The research program will cover two broad avenues to answer fundamental questions regarding the transition to a more circular economy:
(1) How do we convert current products from a linear mode to one where multiple lives are possible, and how can we ensure that the proposed circular solutions are more sustainable?
(2) How do we practice and teach circular design, regardless of the product or service category?
Circular Solutions for Existing Products
Most current products are designed for a single use, whether that use lasts minutes or decades. Research in this area will address how to transform existing products to a more circular lifecycle via the application of novel recycling systems. To that end, our research activity will seek to answer:
- Materials flow – Can we identify and ultimately track materials as they leave the plant gate and move through value chains to their end use and end of life? In addition to understanding the various nodes and flow rates along the value chain, it will be important to observe how material complexity (through further assembly) changes along the chain.
- Disassembly technology – By the time any materials reach consumers, it is usually a subsystem of a larger assembly. To truly recycle or upcycle such materials or products, optimal strategies for disassembly will be formulated to capture the most value from the overall product. This could lead to partial or full disassembly to constituents. Economics and available technology that operates at the molecular level will be instrumental in determining the optimal level of disassembly.
- Molecular disassembly using controlled chemistry -- Because commercial materials are complex mixtures of sometimes dozens of components, traditional separation becomes economically problematic once a certain number of components in the target formulation is reached. Consequently, we will endeavor to design controlled catalytic chemical processes that will break materials into fragments with significant value, and to separate these fragments from lesser value side products
- Environmental assessment -- While it is often assumed that transforming a linear product to a more circular state via the creation of an effective recycling system will reduce overall environmental impact, this is not always true for all cases. As such, we will employ life cycle impact analysis to determine whether novel recycling systems actually enhance the environment while also not lessening social equity.
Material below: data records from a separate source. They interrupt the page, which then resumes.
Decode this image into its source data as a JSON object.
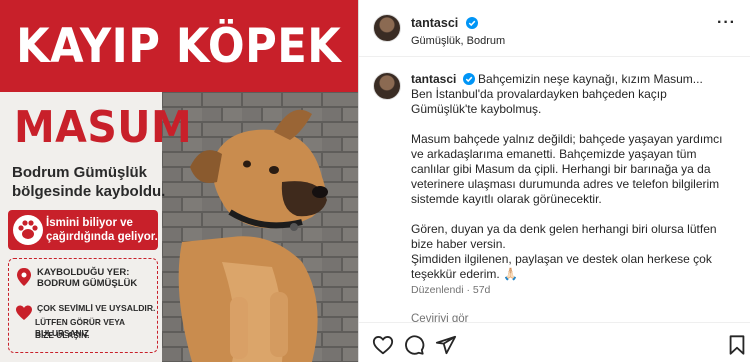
{
  "poster": {
    "headline": "KAYIP KÖPEK",
    "dog_name": "MASUM",
    "lost_place": "Bodrum Gümüşlük bölgesinde kayboldu.",
    "call_line1": "İsmini biliyor ve",
    "call_line2": "çağırdığında geliyor.",
    "lost_label": "KAYBOLDUĞU YER:",
    "lost_value": "BODRUM GÜMÜŞLÜK",
    "friendly_label": "ÇOK SEVİMLİ VE UYSALDIR.",
    "contact_line1": "LÜTFEN GÖRÜR VEYA BULURSANIZ",
    "contact_line2": "BİZE ULAŞIN.",
    "brand_red": "#c8202a"
  },
  "post": {
    "username": "tantasci",
    "location": "Gümüşlük, Bodrum",
    "caption_first": "Bahçemizin neşe kaynağı, kızım Masum...",
    "caption_first_rest": "Ben İstanbul'da provalardayken bahçeden kaçıp Gümüşlük'te kaybolmuş.",
    "caption_p2": "Masum bahçede yalnız değildi; bahçede yaşayan yardımcı ve arkadaşlarıma emanetti. Bahçemizde yaşayan tüm canlılar gibi Masum da çipli. Herhangi bir barınağa ya da veterinere ulaşması durumunda adres ve telefon bilgilerim sistemde kayıtlı olarak görünecektir.",
    "caption_p3a": "Gören, duyan ya da denk gelen herhangi biri olursa lütfen bize haber versin.",
    "caption_p3b": "Şimdiden ilgilenen, paylaşan ve destek olan herkese çok teşekkür ederim.",
    "emoji": "🙏🏻",
    "edited": "Düzenlendi · 57d",
    "translate": "Çeviriyi gör",
    "verified_color": "#0095f6"
  }
}
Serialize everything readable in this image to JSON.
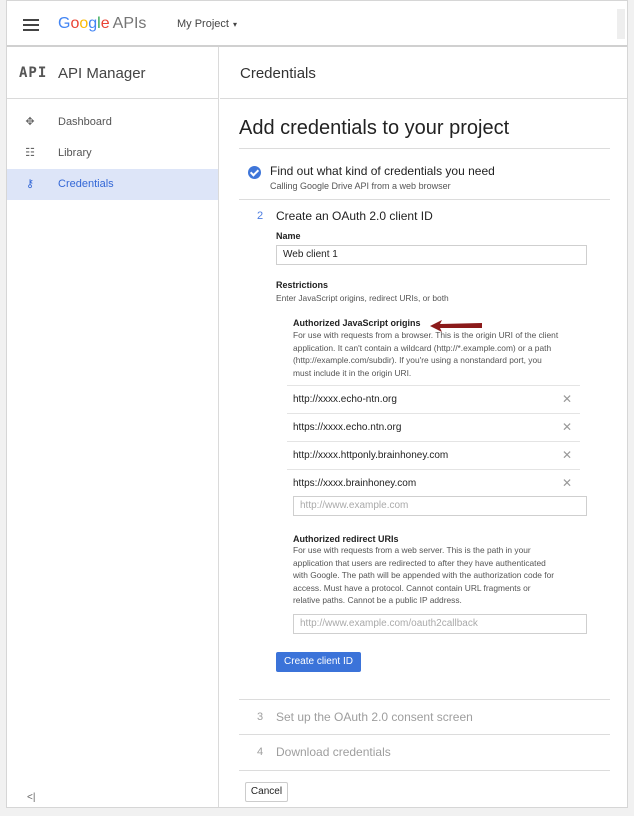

- Technical and economic analysis -- Most products that consumers employ arrive at the end of long and complex value chains, typically comprising a variety of
companies and continents. Design of a recycling system must consider the economics of the redesign of these value chains, rendering part or all of the chain circular. Technical-economic analysis should help determine the best place to “intervene” in the value chain with a circular solution.
Creating A New Design Paradigm for Circularity
Current design paradigms begin with desired outcomes, then move to strategies to accomplish the outcomes. These strategies are supported by a set of technological, science-based design tools to streamline the design process. Circular design represents an entirely new way to approach the design process and requires newly defined outcomes, strategies and tools (adding new science as needed). The role of the Covestro Circular Economy Program is to support the creation of new fundamental science to allow the assembly of new tools to aid circular design. This work not only enables designers to practice circular design, but also allows academics to teach the concept to undergraduate and graduate students. Below, we propose some potential desired outcomes and strategies.
Desired Outcomes for Circular Designs
In general, the desired outcomes for circular designs reflect environmental, societal, and economic needs:
- Designs are adopted, economies and communities thrive.
- Less virgin material employed, energy intensity drops.
- As embodied energy decreases, significant climate benefits are accrued.
- Less dissipation, where any dissipated material degrades benignly.
- Less material going to landfill or incineration.
- Products in service longer, either in first application or others.
- At end of useful life, products to be reused in whole or in parts, or serve as “food” for the ecosystem.
Design Strategies to Achieve Outcomes
The design strategies shown below have all been suggested by authors in the circular design literature as relevant to circular design; these are often applied separately in a specific design case.
- Design for emotional attachment.
- Design for multiple lives (applications) without alteration.
- Design for in-service upgrading and repair.
- Design for recovery/collection.
- Design for disassembly, separation of components, and reuse or reassembly.
- Design that reduces complexity OR design for temporary/reversible complexity.
- Design that reduces dissipation; promotes supported function.
- Design that reduces material & energy intensity.
- Design for timely and benign degradation.
Technological Tools Needed to Translate Strategies to Practice
Tools are collections of fundamental science that are employed to streamline design – in highly mature fields these are often codified as software. Tools will vary across discipline or industry segment or product type – practically, we will choose a subset of all segments to allow focus on a subset of all tools. Each tool developed will support one or more strategies. Because the tools needed will vary as the industrial segment varies (from textiles to finance and beyond), PhD students from any discipline can participate in the research program.
Fundamental Science to Support Tool Development
Design tools always rely on fundamental science; in the case of tools for circular design some of the necessary science may already be present in the literature, while a significant portion may not. PhD students associated with the Program will conduct the research to create the science needed to generate circular design tools.